Presentation on theme: "Trial Information. The format of a jury trial In a jury trial, a defendant appears before the court to determine his/her innocence or guilt. A jury."— Presentation transcript:
The format of a jury trial In a jury trial, a defendant appears before the court to determine his/her innocence or guilt. A jury trial consists of a jury (6—12 people), a judge, a defendant, a defense attorney, a prosecuting attorney, and witnesses for both sides. It is the role of the prosecution to prove the guilt of the defendant. It is the role of the defense to establish reasonable doubt as to the guilt of the defendant.
The Judge The judge will oversee all court proceedings. The judge does not determine guilt or innocence. The judge will give orders and directions to the jury.
The Jury The role of the jury is to listen carefully to both sides of the case, then discuss the case with each other only and come to a conclusion. A jury that does not reach a unanimous conclusion within a set amount of time (as deemed appropriate by the judge) is referred to as a hung jury. In case of a hung jury, the trial is declared a mistrial.
The Prosecutor It is the role of the prosecutor to prove the guilt of the defendant. The prosecutor represents the state in which the crime took place. The prosecutor may call witnesses, as well as question any witnesses called by the defense. The prosecutor must give both an opening and closing statement (argument). These are delivered directly to the jury.
The Defense The role of the defense is to create reasonable doubt as to the guilt of the defendant in the minds of the jurists. The defense attorney will call witnesses to disprove the case presented by the prosecution, as well as question the prosecution’s witnesses. A defense attorney does not bear the burden of proof.
Terminology Hung Jury—a jury which cannot reach a verdict after extensive time spent deliberating Mistrial—a trial that is deemed invalid due to an error or a hung jury. If a mistrial is declared, the defendant may not be retried for the same crime. (5 th Amendment)
Terminology Opening Statement—a speech given by the prosecutor and defense giving an overview of the case. The prosecution always gives the first opening statement. Closing Argument—speech given by the prosecutor and defense providing a review and analysis of the evidence presented during the trial.
Terminology Direct Examination—the questioning of witnesses by the side which called the witness Cross-Examination—the questioning of witnesses called by the opposing counsel
Rules of Evidence Leading Questions—a leading question is a question that leads the witness to the desired answer, for example, “You saw the defendant at the movie that night, didn’t you?” This question is leading the witness to say exactly what the attorney wants him/her to say. In the case of a leading question, the opposing counsel should object. For example, “Objection, the counsel is leading the witness.”
Rules of Evidence Relevance—all questions asked by counsel and answers given by witnesses must be relevant to the case. In the case of an irrelevant question, or answer, opposing counsel should object.

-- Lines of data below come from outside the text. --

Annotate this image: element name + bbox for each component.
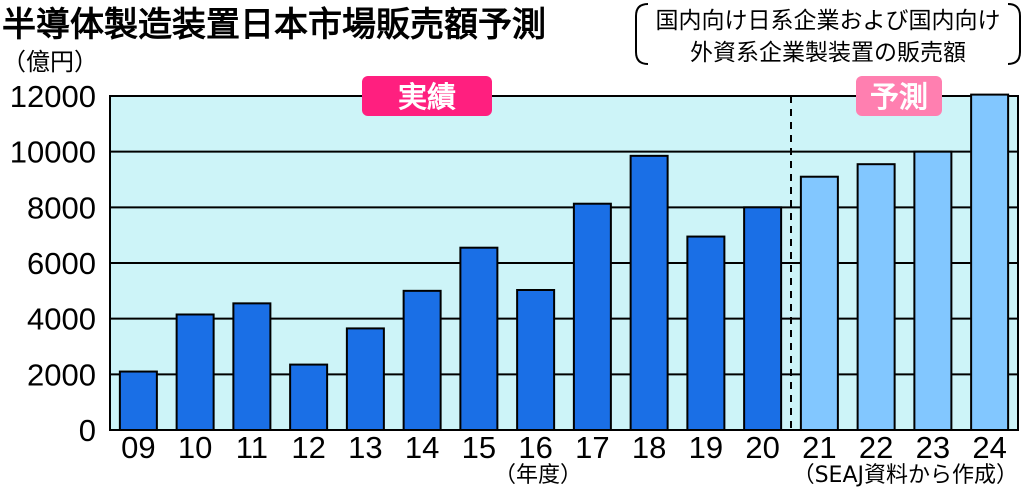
subtitle-line-2: 外資系企業製装置の販売額: [690, 40, 966, 66]
subtitle-right-bracket: [1007, 3, 1021, 65]
x-tick-label: 23: [916, 430, 950, 465]
x-axis-label: （年度）: [494, 463, 582, 488]
actual-bar: [118, 370, 158, 431]
y-tick-label: 0: [79, 413, 96, 448]
x-tick-label: 21: [802, 430, 836, 465]
actual-badge-background: [362, 76, 492, 116]
x-tick-label: 10: [178, 430, 212, 465]
forecast-badge-background: [856, 76, 942, 116]
x-tick-label: 19: [689, 430, 723, 465]
x-tick-label: 18: [632, 430, 666, 465]
x-tick-label: 24: [972, 430, 1006, 465]
actual-bar: [686, 235, 726, 431]
x-tick-label: 17: [575, 430, 609, 465]
y-tick-label: 8000: [27, 190, 96, 225]
actual-badge-label: 実績: [398, 80, 456, 114]
x-tick-label: 22: [859, 430, 893, 465]
actual-bar: [743, 206, 783, 431]
chart-title: 半導体製造装置日本市場販売額予測: [2, 5, 546, 45]
actual-bar: [175, 313, 215, 431]
x-tick-label: 09: [121, 430, 155, 465]
actual-bar: [345, 327, 385, 431]
actual-bar: [402, 289, 442, 432]
y-axis-ticks: 0 2000 4000 6000 8000 10000 12000: [10, 79, 96, 448]
forecast-badge-label: 予測: [870, 80, 928, 114]
y-tick-label: 12000: [10, 79, 96, 114]
x-axis-ticks: 09 10 11 12 13 14 15 16 17 18 19 20 21 22 23 24: [121, 430, 1007, 465]
actual-bar: [459, 246, 499, 431]
y-tick-label: 2000: [27, 357, 96, 392]
x-tick-label: 12: [291, 430, 325, 465]
x-tick-label: 11: [236, 430, 268, 465]
subtitle-left-bracket: [635, 3, 649, 65]
subtitle-note: 国内向け日系企業および国内向け 外資系企業製装置の販売額: [635, 3, 1021, 66]
actual-badge: 実績: [362, 76, 492, 116]
subtitle-line-1: 国内向け日系企業および国内向け: [656, 8, 1001, 34]
y-tick-label: 6000: [27, 246, 96, 281]
y-axis-label: （億円）: [2, 48, 98, 76]
x-tick-label: 16: [518, 430, 552, 465]
x-tick-label: 14: [405, 430, 439, 465]
y-tick-label: 4000: [27, 302, 96, 337]
bars: [118, 93, 1010, 432]
actual-bar: [572, 202, 612, 431]
x-tick-label: 20: [745, 430, 779, 465]
forecast-badge: 予測: [856, 76, 942, 116]
x-tick-label: 15: [462, 430, 496, 465]
forecast-bar: [970, 93, 1010, 431]
x-tick-label: 13: [348, 430, 382, 465]
forecast-bar: [856, 163, 896, 431]
actual-bar: [629, 154, 669, 431]
source-note: （SEAJ資料から作成）: [793, 463, 1018, 488]
actual-bar: [516, 288, 556, 431]
y-tick-label: 10000: [10, 135, 96, 170]
forecast-bar: [913, 150, 953, 432]
actual-bar: [232, 302, 272, 432]
forecast-bar: [799, 175, 839, 431]
actual-bar: [289, 363, 329, 432]
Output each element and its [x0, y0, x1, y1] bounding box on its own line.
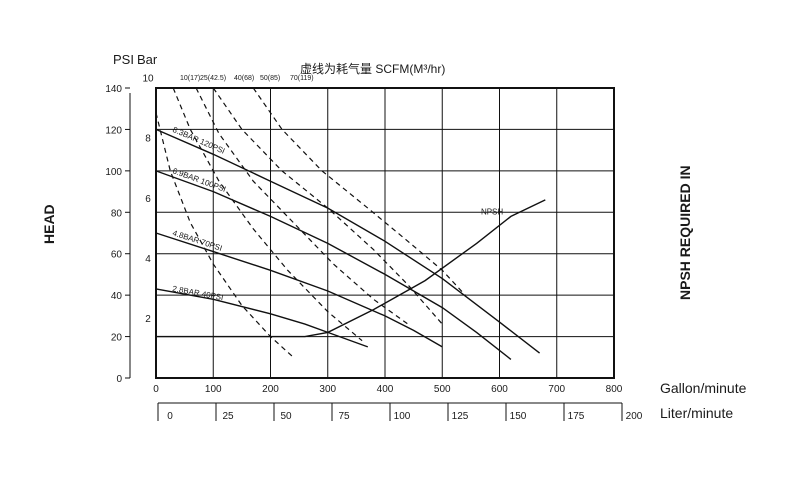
- psi-tick-label: 0: [116, 374, 122, 385]
- air-consumption-label: 25(42.5): [200, 75, 226, 82]
- psi-tick-label: 100: [105, 167, 122, 178]
- air-consumption-label: 50(85): [260, 75, 280, 82]
- air-curve-4068: [195, 87, 409, 325]
- psi-tick-label: 140: [105, 84, 122, 95]
- series-label: 2.8BAR 40PSI: [172, 284, 224, 302]
- air-consumption-label: 10(17): [180, 75, 200, 82]
- liter-axis-ticks: 0 25 50 75 100 125 150 175 200: [157, 402, 643, 422]
- gallon-tick-label: 800: [606, 384, 623, 395]
- left-axis-ticks: 0 20 40 60 80 100 120 140: [105, 84, 131, 385]
- gallon-tick-label: 700: [548, 384, 565, 395]
- liter-tick-label: 150: [510, 411, 527, 422]
- air-curve-25425: [172, 87, 363, 342]
- liter-tick-label: 125: [452, 411, 469, 422]
- gallon-axis-label: Gallon/minute: [660, 380, 747, 396]
- psi-unit-label: PSI: [113, 52, 134, 67]
- liter-tick-label: 50: [280, 411, 292, 422]
- psi-tick-label: 120: [105, 125, 122, 136]
- gallon-tick-label: 100: [205, 384, 222, 395]
- air-curve-70119: [252, 87, 466, 296]
- bar-tick-label: 4: [145, 254, 151, 265]
- liter-tick-label: 200: [626, 411, 643, 422]
- chart-title: 虚线为耗气量 SCFM(M³/hr): [300, 61, 445, 76]
- psi-tick-label: 40: [111, 291, 123, 302]
- gallon-tick-label: 500: [434, 384, 451, 395]
- bar-unit-label: Bar: [137, 52, 158, 67]
- bar-tick-label: 6: [145, 194, 151, 205]
- bar-tick-label: 8: [145, 134, 151, 145]
- gallon-axis-ticks: 0 100 200 300 400 500 600 700 800: [153, 384, 623, 395]
- air-consumption-labels: 10(17) 25(42.5) 40(68) 50(85) 70(119): [180, 75, 314, 82]
- series-line-28bar40psi: [155, 288, 369, 348]
- gallon-tick-label: 600: [491, 384, 508, 395]
- gallon-tick-label: 0: [153, 384, 159, 395]
- npsh-series-label: NPSH: [481, 207, 503, 216]
- series-line-69bar100psi: [155, 170, 512, 360]
- liter-tick-label: 75: [338, 411, 350, 422]
- bar-tick-label: 10: [142, 74, 154, 85]
- bar-axis-ticks: 2 4 6 8 10: [142, 74, 154, 325]
- liter-tick-label: 175: [568, 411, 585, 422]
- psi-tick-label: 20: [111, 333, 123, 344]
- head-axis-label: HEAD: [41, 204, 57, 244]
- bar-tick-label: 2: [145, 314, 151, 325]
- liter-tick-label: 25: [222, 411, 234, 422]
- gallon-tick-label: 400: [377, 384, 394, 395]
- gallon-tick-label: 200: [262, 384, 279, 395]
- liter-axis-label: Liter/minute: [660, 405, 733, 421]
- gallon-tick-label: 300: [319, 384, 336, 395]
- air-consumption-label: 40(68): [234, 75, 254, 82]
- psi-tick-label: 80: [111, 208, 123, 219]
- liter-tick-label: 100: [394, 411, 411, 422]
- series-line-83bar120psi: [155, 128, 541, 354]
- psi-tick-label: 60: [111, 250, 123, 261]
- series-line-48bar70psi: [155, 232, 443, 348]
- air-consumption-curves: [155, 87, 466, 358]
- grid: [155, 87, 615, 379]
- liter-tick-label: 0: [167, 411, 173, 422]
- series-line-npsh: [156, 199, 546, 338]
- npsh-axis-label: NPSH REQUIRED IN: [677, 165, 693, 300]
- air-consumption-label: 70(119): [290, 75, 314, 82]
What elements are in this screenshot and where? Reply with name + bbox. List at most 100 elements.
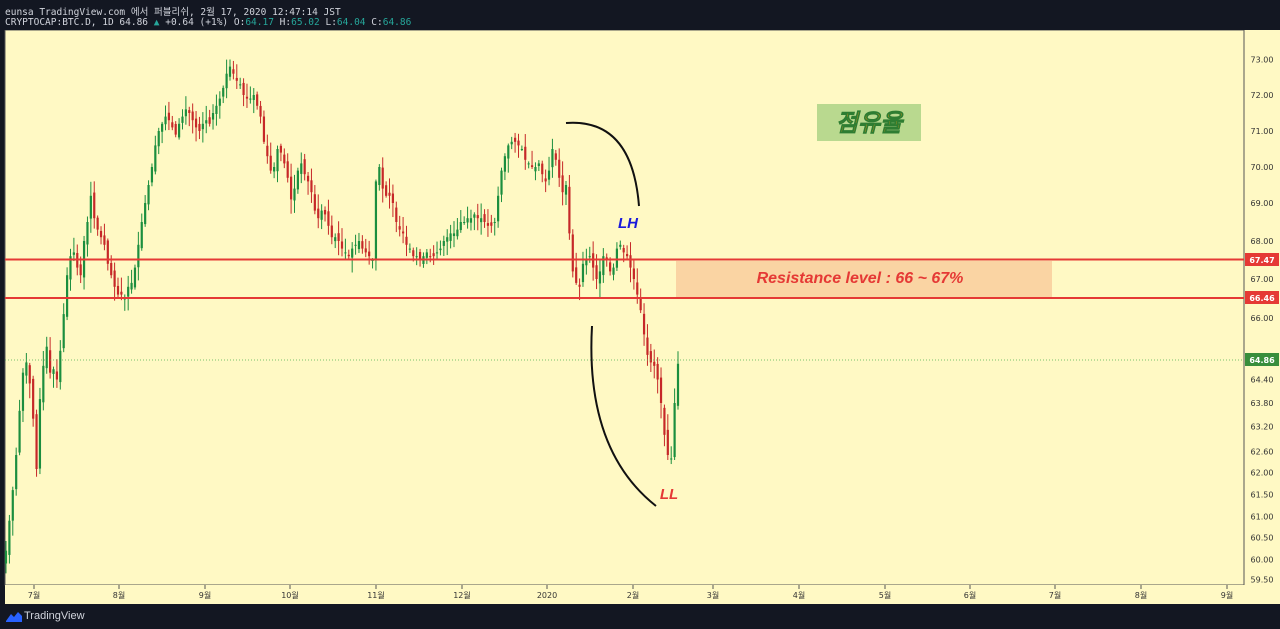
time-tick-label: 7월	[28, 590, 40, 600]
candle-body	[649, 351, 652, 363]
candle-body	[602, 256, 605, 276]
candle-body	[177, 123, 181, 138]
candle-body	[466, 218, 469, 223]
time-tick-label: 8월	[1135, 590, 1147, 600]
candle-body	[656, 363, 659, 380]
chart-header: eunsa TradingView.com 에서 퍼블리쉬, 2월 17, 20…	[0, 0, 1280, 30]
low-label: L:	[325, 17, 337, 28]
resistance-lower-price-text: 66.46	[1249, 294, 1275, 303]
candle-body	[323, 209, 327, 215]
time-tick-label: 9월	[1221, 590, 1233, 600]
tradingview-brand[interactable]: TradingView	[24, 610, 85, 622]
close-label: C:	[371, 17, 383, 28]
candle-body	[456, 229, 459, 237]
candle-body	[86, 222, 89, 245]
plot-area[interactable]	[4, 30, 1245, 586]
candle-body	[266, 145, 269, 157]
candle-body	[653, 361, 656, 366]
candle-body	[113, 270, 116, 287]
time-scale[interactable]	[5, 585, 1244, 604]
candle-body	[218, 98, 221, 106]
candle-body	[249, 98, 252, 100]
price-scale-ticks: 59.50 60.00 60.50 61.00 61.50 62.00 62.60 63.20…	[1251, 56, 1274, 585]
resistance-upper-price-tag	[1245, 253, 1279, 266]
candle-body	[381, 167, 384, 189]
time-tick-label: 2월	[627, 590, 639, 600]
candle-body	[279, 145, 283, 153]
candle-body	[378, 167, 381, 186]
candle-body	[150, 167, 154, 183]
candle-body	[357, 241, 361, 250]
time-tick-label: 9월	[199, 590, 211, 600]
price-tick-label: 61.50	[1251, 491, 1274, 500]
candle-body	[537, 163, 540, 167]
candle-body	[211, 113, 215, 120]
candle-body	[59, 350, 62, 383]
publish-attribution: eunsa TradingView.com 에서 퍼블리쉬, 2월 17, 20…	[5, 7, 341, 18]
candle-body	[296, 170, 299, 190]
candle-body	[452, 233, 456, 237]
candle-body	[8, 520, 11, 555]
price-tick-label: 60.50	[1251, 534, 1274, 543]
candle-body	[388, 192, 391, 196]
symbol-name[interactable]: CRYPTOCAP:BTC.D, 1D	[5, 17, 114, 28]
candle-body	[575, 267, 578, 283]
candle-body	[99, 230, 103, 238]
candle-body	[361, 241, 364, 249]
candle-body	[45, 346, 48, 369]
price-tick-label: 61.00	[1251, 513, 1274, 522]
candle-body	[21, 372, 25, 411]
candle-body	[446, 237, 449, 242]
price-tick-label: 72.00	[1251, 91, 1274, 100]
candle-body	[425, 252, 428, 258]
candle-body	[171, 122, 174, 128]
candle-body	[103, 235, 106, 245]
candle-body	[28, 365, 31, 384]
high-value: 65.02	[291, 17, 320, 28]
candle-body	[415, 256, 418, 258]
candle-body	[340, 241, 344, 249]
price-tick-label: 60.00	[1251, 556, 1274, 565]
candle-body	[133, 267, 137, 288]
candle-body	[300, 163, 303, 174]
price-tick-label: 71.00	[1251, 127, 1274, 136]
candle-body	[347, 254, 350, 257]
price-change: +0.64 (+1%)	[165, 17, 229, 28]
price-chart[interactable]: 59.50 60.00 60.50 61.00 61.50 62.00 62.60 63.20…	[0, 30, 1280, 604]
candle-body	[283, 154, 286, 164]
candle-body	[510, 141, 513, 145]
title-box	[817, 104, 921, 141]
candle-body	[317, 208, 320, 219]
candle-body	[551, 149, 554, 168]
resistance-zone	[676, 261, 1052, 297]
candle-body	[65, 275, 69, 317]
candle-body	[666, 429, 669, 455]
candle-body	[646, 337, 649, 355]
candle-body	[127, 286, 130, 297]
candle-body	[259, 105, 262, 117]
candle-body	[459, 222, 462, 231]
candle-body	[541, 163, 544, 175]
candle-body	[639, 297, 642, 311]
time-tick-label: 5월	[879, 590, 891, 600]
symbol-legend[interactable]: CRYPTOCAP:BTC.D, 1D 64.86 ▲ +0.64 (+1%) …	[5, 17, 411, 28]
lh-label: LH	[618, 215, 639, 232]
last-price-tag	[1245, 353, 1279, 366]
candle-body	[507, 145, 510, 159]
last-price: 64.86	[119, 17, 149, 28]
tradingview-logo-icon[interactable]	[6, 611, 22, 622]
price-scale[interactable]	[1244, 30, 1280, 604]
candle-body	[256, 94, 259, 106]
time-tick-label: 12월	[453, 590, 471, 600]
candle-body	[527, 163, 530, 165]
candle-body	[235, 77, 238, 81]
candle-body	[612, 267, 615, 275]
price-tick-label: 63.20	[1251, 423, 1274, 432]
price-tick-label: 67.00	[1251, 275, 1274, 284]
candle-body	[25, 362, 28, 376]
ll-arc	[590, 325, 657, 507]
candle-body	[486, 223, 490, 226]
price-tick-label: 68.00	[1251, 237, 1274, 246]
candle-body	[110, 262, 113, 276]
candle-body	[327, 211, 330, 226]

Rules of Evidence Hearsay—an out-of-court statement, either written or verbal Example: “Bob told me he was going to steal Joe’s car.” That is hearsay because Bob is not there to speak for himself. Hearsay is cause for objection. Exceptions to the rule: a statement made directly to the witness by someone in the courtroom, a statement made directly to the witness by someone who is now dead, or when the hearsay describes someone’s state of mind
Rules of Evidence Firsthand Knowledge—the witness may only testify to that which he/she has firsthand knowledge. In other words, the witness has to have heard or seen exactly what he/she is testifying to.
Rules of Evidence Opinions—witnesses may only give opinions if he/she is a qualified (expert) in the area of concern. For example, a doctor is qualified to give opinions on medical issues whereas a bus driver is not. Any opinions given by unqualified witnesses are cause for objection by opposing counsel.